As Viagens de Gulliver - Cap. 4: Capítulo II Pág. 139 / 339

Quando concluí o trabalho, ofereci-as à rainha que as colocou no seu toucador, passando a exibi-las como curiosidades ante o espanto de todos os que as contemplavam. A rainha queria a todo o custo que me sentasse nelas, mas recusei com firmeza a proposta: aleguei que preferia morrer mil vezes a colocar as minhas nádegas naqueles preciosos cabelos que antes adornavam a cabeça de Sua Majestade. Como sempre tivera destreza para os trabalhos manuais, fiz também com esses cabelos uma bonita bolsinha de uns cinco pés de comprimento, com o nome de Sua Majestade em letras de ouro e, com a sua autorização, oferecia-a a Glumdalclitch. A falar verdade, era mais bonita que útil, já que era demasiado frágil para suportar o peso das moedas grandes, de modo que a minha pequena ama apenas guardava os pequenos objectos que as meninas tanto apreciam.

O rei, grande amante da música, dava frequentes concertos na corte, a que às vezes assistia na minha caixa, colocada sobre uma mesa; mas o estrondo era tão ensurdecedor que dificilmente conseguia distinguir as melodias. Estou certo de que o troar dos tambores e das trombetas do exército real a soar em simultâneo nos meus ouvidos não provocariam tanto estrépito. Costumava pedir que colocassem a minha caixa muito longe dos músicos e logo fechava as janelas e corria os reposteiros. Assim não achava a música desagradável.

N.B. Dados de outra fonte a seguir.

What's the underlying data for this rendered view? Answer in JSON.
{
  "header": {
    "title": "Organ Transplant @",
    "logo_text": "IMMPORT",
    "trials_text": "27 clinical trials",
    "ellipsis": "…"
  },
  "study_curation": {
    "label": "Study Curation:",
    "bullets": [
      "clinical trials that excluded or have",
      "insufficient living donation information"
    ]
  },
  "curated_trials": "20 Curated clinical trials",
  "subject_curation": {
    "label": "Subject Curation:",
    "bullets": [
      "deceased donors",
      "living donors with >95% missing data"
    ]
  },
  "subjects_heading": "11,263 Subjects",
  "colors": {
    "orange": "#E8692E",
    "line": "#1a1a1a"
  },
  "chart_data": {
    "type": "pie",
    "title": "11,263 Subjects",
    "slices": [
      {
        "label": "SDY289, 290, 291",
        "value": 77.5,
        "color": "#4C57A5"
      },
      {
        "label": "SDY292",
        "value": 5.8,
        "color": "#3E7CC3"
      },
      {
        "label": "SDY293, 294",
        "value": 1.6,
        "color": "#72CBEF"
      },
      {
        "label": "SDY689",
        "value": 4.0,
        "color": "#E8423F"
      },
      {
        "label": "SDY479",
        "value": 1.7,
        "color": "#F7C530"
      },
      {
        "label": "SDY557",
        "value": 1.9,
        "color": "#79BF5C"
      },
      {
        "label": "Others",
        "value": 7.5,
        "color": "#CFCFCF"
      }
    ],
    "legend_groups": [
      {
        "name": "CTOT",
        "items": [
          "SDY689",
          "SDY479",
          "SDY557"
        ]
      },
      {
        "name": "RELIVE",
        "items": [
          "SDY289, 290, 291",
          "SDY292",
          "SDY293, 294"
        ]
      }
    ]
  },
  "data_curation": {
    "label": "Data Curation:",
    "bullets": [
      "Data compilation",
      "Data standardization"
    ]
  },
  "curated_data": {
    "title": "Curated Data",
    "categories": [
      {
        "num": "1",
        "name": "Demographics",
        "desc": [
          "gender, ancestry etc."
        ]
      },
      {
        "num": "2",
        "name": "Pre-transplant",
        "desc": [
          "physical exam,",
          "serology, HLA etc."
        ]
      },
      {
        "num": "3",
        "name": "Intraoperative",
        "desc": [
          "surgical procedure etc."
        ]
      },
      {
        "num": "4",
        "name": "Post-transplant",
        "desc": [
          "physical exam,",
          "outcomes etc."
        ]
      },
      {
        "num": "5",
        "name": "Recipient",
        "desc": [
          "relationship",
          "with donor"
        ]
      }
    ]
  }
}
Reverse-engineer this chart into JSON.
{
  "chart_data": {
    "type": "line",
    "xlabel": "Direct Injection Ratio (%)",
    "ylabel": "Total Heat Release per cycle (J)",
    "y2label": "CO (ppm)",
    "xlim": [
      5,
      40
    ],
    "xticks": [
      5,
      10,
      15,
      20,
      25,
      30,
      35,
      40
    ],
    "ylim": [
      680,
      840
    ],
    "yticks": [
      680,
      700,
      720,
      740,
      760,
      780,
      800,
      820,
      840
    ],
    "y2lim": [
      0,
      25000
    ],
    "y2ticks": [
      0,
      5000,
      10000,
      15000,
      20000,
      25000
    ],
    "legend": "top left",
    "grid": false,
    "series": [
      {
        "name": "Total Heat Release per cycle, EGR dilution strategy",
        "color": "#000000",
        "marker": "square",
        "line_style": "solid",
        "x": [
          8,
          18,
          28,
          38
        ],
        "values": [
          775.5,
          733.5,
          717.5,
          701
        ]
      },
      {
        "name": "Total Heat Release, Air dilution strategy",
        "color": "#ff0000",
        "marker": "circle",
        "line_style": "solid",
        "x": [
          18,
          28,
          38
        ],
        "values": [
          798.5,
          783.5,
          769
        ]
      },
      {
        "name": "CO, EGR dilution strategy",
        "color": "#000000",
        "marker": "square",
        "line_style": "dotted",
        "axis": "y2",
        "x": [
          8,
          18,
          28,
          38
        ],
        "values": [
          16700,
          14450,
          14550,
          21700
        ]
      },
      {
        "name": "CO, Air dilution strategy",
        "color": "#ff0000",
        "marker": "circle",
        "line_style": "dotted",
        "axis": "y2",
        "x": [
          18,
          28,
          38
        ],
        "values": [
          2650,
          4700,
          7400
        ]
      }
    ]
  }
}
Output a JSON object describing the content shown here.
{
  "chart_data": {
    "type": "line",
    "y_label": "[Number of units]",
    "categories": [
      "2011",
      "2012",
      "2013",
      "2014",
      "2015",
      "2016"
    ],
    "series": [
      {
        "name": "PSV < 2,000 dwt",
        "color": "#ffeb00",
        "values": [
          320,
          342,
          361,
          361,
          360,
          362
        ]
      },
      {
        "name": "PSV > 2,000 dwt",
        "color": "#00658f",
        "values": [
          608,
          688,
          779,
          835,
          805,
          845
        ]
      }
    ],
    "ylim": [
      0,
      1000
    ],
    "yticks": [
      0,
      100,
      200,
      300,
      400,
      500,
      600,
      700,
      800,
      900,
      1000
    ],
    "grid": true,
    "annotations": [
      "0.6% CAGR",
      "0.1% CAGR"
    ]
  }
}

Na minha juventude aprendera a tocar rudimentarmente espineta.

Glumdalclitch tinha uma nos seus aposentos e o professor de música vinha dar-lhe lições duas vezes por semana. Chamo-lhe espineta porque era um instrumento semelhante e que se tocava do mesmo modo. Planeei utilizá-la para tocar uma toada inglesa ao rei e à rainha.